Some consequences, though extremely rare, are even deadly. For example, Texan Kimberly Kay Jackson died in February 2006 of a heart attack triggered by a staph infection, according to the Ft. Worth doctors who treated her. The infection occurred after Jackson developed an oozing wound that wouldn’t heal despite repeated rounds of antibiotics, the result of being cut on the heel by a pumice stone at a nail salon.
THE INVISIBLE MAN. Adding to health concerns is the scarcity of health inspectors. In California, 17 inspectors cover all 40,000 cosmetology outlets, which include nail salons, barber shops, hair salons and spas. “It is like the Wild West,” says Kevin Flanagan, spokesperson for California’s Board of Barbering and Cosmetology, which oversees nail salons. “It’s a big territory to cover.” How each state monitors nail salons varies. Oklahoma, for instance, has three to five inspectors who solely inspect nail establishments. Massachusetts has five inspectors (up from two in 2002), but those five must also investigate barber shops, hair salons and spas, which total about 8,400.

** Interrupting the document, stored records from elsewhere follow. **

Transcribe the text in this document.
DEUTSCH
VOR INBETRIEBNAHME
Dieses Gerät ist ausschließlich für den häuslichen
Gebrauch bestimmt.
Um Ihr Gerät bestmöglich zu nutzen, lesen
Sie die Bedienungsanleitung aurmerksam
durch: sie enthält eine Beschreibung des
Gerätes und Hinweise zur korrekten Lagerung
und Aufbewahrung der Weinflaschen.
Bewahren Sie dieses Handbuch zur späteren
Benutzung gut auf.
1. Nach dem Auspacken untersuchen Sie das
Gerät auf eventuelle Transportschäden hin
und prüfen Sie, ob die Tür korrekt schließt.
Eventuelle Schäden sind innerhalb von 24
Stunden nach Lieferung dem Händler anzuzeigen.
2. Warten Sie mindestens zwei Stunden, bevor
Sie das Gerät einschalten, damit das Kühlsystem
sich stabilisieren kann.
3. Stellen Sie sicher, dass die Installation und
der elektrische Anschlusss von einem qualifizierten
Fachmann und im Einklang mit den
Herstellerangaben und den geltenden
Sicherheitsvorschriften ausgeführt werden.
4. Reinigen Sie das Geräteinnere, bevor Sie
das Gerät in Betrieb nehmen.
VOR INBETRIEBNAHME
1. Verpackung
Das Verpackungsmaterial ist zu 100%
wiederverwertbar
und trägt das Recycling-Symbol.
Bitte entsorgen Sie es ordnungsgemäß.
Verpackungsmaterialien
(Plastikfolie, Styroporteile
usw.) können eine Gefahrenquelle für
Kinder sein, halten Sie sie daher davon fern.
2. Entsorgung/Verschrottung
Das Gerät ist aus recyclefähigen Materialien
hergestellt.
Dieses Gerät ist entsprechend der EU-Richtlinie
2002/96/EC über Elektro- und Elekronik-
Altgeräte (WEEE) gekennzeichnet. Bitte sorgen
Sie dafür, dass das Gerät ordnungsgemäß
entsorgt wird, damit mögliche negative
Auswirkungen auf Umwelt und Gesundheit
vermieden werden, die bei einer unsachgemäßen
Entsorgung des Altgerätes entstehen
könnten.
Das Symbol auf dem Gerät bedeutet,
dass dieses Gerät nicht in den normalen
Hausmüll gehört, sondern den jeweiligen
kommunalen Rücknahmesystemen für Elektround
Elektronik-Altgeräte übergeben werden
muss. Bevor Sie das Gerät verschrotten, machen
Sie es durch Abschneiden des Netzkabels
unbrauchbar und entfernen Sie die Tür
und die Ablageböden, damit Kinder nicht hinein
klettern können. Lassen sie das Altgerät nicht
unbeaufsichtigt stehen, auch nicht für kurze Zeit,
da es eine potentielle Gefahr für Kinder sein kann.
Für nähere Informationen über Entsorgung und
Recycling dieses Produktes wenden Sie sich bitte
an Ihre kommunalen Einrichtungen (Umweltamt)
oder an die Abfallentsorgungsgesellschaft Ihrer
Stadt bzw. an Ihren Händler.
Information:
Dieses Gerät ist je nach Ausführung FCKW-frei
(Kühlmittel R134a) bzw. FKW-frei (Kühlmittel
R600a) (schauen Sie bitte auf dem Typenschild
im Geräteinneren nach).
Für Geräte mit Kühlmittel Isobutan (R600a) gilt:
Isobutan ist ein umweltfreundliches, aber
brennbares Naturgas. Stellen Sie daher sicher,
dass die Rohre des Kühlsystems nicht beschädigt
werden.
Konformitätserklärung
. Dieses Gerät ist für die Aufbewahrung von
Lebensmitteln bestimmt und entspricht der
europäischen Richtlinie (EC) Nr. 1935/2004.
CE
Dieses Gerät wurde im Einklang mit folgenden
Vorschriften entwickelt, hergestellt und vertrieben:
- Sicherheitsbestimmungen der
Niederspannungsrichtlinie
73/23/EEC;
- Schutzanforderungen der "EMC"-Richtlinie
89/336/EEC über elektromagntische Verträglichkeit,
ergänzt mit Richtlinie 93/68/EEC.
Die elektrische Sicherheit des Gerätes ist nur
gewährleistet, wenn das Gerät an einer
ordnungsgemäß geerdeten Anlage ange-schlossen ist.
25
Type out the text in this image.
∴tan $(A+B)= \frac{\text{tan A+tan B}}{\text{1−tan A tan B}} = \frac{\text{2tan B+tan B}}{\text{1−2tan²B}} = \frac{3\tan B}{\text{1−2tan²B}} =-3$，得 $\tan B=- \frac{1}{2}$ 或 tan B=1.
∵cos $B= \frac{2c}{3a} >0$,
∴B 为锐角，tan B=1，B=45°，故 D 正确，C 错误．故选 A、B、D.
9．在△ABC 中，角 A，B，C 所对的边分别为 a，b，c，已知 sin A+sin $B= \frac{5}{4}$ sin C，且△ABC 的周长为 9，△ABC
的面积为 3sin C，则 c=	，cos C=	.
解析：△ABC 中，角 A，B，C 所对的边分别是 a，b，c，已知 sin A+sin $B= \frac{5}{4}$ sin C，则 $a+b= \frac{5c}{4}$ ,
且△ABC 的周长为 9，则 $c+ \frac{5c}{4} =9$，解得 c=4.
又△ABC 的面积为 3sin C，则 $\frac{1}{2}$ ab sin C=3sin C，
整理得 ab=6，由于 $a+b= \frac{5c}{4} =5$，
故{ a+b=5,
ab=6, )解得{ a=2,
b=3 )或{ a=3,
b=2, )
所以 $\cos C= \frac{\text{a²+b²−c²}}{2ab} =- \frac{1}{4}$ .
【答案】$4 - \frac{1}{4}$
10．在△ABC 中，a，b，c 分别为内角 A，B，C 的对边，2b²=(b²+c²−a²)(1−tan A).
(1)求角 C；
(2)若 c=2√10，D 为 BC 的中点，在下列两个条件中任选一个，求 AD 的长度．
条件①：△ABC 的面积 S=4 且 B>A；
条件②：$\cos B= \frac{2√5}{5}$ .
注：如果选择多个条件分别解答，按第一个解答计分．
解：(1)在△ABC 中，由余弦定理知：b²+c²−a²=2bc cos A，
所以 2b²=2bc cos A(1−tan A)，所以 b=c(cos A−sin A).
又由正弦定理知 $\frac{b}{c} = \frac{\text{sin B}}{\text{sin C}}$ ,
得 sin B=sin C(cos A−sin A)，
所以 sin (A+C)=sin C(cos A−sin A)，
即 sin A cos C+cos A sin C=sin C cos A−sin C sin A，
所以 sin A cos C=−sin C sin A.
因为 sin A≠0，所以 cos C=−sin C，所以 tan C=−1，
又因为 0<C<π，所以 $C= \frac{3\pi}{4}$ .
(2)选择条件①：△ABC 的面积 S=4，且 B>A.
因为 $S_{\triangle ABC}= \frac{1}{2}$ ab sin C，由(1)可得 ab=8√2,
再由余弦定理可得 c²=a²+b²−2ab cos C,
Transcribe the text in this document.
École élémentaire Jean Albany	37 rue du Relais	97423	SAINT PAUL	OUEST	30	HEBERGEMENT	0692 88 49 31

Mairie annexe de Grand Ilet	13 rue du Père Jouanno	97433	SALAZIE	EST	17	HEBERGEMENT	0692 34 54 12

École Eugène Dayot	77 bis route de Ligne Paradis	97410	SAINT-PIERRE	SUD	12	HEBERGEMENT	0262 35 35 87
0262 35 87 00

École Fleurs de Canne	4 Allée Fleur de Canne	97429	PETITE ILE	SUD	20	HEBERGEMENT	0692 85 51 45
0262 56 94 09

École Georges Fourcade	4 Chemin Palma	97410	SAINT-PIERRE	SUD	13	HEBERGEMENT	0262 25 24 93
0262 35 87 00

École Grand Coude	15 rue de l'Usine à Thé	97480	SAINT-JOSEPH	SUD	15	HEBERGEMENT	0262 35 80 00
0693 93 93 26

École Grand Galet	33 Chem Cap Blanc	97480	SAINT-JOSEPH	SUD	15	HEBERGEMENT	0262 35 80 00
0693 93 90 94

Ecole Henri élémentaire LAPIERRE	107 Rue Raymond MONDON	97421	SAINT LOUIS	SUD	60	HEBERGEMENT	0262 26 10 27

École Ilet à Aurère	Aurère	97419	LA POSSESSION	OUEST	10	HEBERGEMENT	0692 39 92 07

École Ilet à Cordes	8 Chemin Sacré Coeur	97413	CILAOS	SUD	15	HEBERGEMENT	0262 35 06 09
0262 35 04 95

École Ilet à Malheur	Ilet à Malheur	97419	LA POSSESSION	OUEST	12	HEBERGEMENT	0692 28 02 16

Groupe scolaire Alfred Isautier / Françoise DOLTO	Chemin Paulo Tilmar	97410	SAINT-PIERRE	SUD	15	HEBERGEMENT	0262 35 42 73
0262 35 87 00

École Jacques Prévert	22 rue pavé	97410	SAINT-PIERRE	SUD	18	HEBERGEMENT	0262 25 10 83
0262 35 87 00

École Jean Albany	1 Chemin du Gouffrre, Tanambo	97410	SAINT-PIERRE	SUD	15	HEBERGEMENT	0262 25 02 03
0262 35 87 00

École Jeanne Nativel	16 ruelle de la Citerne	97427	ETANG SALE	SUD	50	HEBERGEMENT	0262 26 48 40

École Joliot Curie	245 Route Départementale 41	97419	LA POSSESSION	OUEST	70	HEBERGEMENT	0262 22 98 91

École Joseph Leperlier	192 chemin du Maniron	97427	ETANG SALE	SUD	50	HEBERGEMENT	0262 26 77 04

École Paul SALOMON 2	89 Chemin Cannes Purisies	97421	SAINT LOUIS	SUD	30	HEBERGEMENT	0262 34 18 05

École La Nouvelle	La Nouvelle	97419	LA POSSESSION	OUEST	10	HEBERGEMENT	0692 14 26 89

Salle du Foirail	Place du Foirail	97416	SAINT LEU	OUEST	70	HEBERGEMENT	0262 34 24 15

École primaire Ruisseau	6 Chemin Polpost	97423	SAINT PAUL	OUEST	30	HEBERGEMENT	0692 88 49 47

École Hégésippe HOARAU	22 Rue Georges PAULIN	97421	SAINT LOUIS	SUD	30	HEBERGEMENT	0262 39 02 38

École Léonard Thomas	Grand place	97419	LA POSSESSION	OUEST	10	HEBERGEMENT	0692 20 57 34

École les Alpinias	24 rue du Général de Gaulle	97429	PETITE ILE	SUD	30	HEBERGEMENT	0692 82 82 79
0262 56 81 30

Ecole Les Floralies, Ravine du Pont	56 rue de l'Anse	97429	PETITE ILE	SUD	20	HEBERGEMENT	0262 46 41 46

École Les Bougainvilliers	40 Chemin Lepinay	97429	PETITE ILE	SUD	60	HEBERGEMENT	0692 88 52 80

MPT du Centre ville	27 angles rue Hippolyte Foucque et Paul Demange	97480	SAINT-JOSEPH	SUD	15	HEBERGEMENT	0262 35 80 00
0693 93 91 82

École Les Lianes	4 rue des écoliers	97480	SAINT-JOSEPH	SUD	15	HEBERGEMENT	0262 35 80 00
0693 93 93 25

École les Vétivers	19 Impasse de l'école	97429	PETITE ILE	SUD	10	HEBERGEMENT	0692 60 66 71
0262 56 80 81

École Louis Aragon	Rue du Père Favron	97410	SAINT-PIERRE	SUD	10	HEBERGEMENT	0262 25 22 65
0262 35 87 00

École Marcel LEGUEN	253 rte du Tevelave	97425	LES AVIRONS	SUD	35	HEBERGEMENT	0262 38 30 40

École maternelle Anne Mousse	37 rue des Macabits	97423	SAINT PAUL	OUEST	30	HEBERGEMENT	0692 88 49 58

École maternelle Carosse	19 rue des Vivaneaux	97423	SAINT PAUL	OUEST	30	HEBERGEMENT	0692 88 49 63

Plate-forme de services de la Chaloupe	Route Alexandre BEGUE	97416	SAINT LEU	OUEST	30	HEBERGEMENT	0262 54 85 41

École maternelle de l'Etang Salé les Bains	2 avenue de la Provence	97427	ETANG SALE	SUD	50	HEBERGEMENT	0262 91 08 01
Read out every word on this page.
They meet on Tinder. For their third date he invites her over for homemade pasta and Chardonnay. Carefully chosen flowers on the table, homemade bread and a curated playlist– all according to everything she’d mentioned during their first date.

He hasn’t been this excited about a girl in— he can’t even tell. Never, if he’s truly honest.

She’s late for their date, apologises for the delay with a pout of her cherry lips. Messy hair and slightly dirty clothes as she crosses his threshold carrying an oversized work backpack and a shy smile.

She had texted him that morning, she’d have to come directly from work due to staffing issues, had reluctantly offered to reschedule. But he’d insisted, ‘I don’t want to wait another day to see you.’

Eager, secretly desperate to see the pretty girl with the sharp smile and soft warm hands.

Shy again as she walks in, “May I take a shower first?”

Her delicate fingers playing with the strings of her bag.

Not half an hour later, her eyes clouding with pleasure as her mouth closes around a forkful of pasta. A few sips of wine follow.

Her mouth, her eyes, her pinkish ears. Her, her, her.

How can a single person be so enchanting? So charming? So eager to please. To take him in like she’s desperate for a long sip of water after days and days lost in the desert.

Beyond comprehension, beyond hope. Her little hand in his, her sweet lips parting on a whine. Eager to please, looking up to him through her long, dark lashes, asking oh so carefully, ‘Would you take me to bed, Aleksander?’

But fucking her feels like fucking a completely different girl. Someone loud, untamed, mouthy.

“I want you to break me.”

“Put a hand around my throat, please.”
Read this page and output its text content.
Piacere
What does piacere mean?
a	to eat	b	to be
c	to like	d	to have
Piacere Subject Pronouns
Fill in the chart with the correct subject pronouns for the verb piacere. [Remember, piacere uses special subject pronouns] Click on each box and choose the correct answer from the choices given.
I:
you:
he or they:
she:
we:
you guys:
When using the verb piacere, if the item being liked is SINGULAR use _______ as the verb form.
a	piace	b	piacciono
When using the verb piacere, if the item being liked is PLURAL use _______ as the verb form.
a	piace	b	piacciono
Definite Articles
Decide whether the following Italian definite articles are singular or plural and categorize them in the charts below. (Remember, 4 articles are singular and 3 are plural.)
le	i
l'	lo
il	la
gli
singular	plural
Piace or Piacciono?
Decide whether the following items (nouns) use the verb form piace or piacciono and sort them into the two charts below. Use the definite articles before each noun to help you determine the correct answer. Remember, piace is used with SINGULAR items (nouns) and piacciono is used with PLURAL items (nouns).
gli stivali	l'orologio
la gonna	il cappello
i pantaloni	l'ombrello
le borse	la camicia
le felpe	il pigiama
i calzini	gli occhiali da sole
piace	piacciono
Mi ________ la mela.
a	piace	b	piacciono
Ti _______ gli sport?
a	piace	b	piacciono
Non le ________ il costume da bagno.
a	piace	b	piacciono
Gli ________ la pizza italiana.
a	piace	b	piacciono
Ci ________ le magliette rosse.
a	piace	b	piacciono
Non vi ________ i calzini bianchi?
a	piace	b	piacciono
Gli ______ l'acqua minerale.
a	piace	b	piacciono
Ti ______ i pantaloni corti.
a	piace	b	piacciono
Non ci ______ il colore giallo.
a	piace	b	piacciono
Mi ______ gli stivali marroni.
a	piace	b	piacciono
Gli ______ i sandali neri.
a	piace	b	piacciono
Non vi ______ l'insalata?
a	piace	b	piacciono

In Florida, 17 inspectors are responsible for checking 18,657 businesses that offer nail services. Each inspector will normally visit four to seven businesses per day, says Sam Farkas, spokesperson for Florida’s Department of Business and Professional Regulation, which oversees the state’s Board of Cosmetology. In the past year, Florida’s Board of Cosmetology decided that businesses need to be inspected only once every 2 years, instead of annually. Farkas says this was done to put more emphasis on visiting businesses that had previous violations.